Chirality has a huge impact on the chemistry of a molecule. Due to potentially different physiological effects, pharmaceutical compounds are often used as enantiomerically pure compounds. One enantiomer can act as a healing agent, the other might be toxic to humans. Crazy, right? It makes sense, if you think of how pharmaceuticals work in principle. They bind to receptors, which trigger something in the brain or somewhere else in the human body. These receptors have a special chemical specificity and only the active compounds fit and bind correctly with it. A receptor is a 3D body and thereby is dependent on the stereochemistry of the compounds.
In NMR spectroscopy, enantiomers give the exact same spectrum (1H or heteronuclear) because the corresponding nuclei in both enantiomeric environments have the exact same electronic surrounding, resulting in the same chemical shift. There is a very elegant method to reveal enantiomers in NMR spectroscopy. With a chiral derivatizing agent (CDA) you can transform an enantiomer into a diastereomer. Diastereomers have different electronic structure and therefore can be distinguished with NMR spectroscopy. So, what you do is to find a chiral auxiliary to use it as a CDA to react with your compound of interest.
I found that both enantiomers of tartaric acid (1a/1b) react in an acid base process with (S)-1-phenylethlyamine (2) to form the salts 3a and 3b, respectively, which are diastereomers (scheme 1). This reaction can be done in an NMR tube and figure 1 shows the proton NMR spectrum of 3a and 3b in DMSO-d6.
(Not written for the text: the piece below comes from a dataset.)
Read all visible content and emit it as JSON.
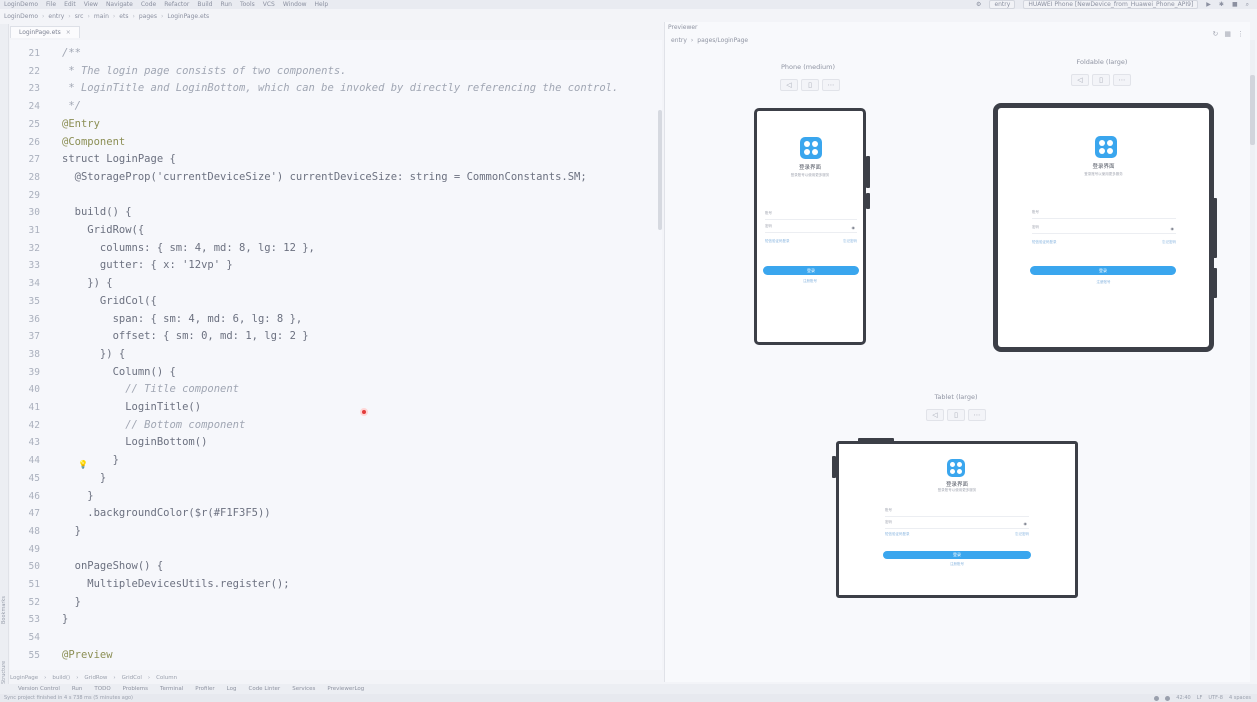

The CHOH singlet of the diastereomers 3a and 3b differ in its chemical shift by Δδ = |4.008 – 4.022| ppm = 0.014 ppm. The difference is not too immense, because we have only made a small change to the molecular structure, but now compare the 1D proton spectra of the enantiomers of tartaric acid 1a and 1b in figure 2.
Here, the singlet corresponding to the CH atoms differs only about Δδ = |4.311 – 4.312| ppm = 0.001 ppm, so technically both have the same chemical shift (which matches the theory). Also, the “wavy-ish” baseline is due to the broad OH protons.
So, this is an example of how to use a chiral substance to turn enantiomers into diastereomers in order to make the stereochemistry visible in NMR spectroscopy. It’s also possible to determine the enantiomeric excess just with NMR spectroscopy (see Amine Chiral Analyzers for example), but that will be a topic for another blog post.
L. Mei, S. Jie. J. Ying, Res. Chem. Intermed. 2010, 36, 227–236.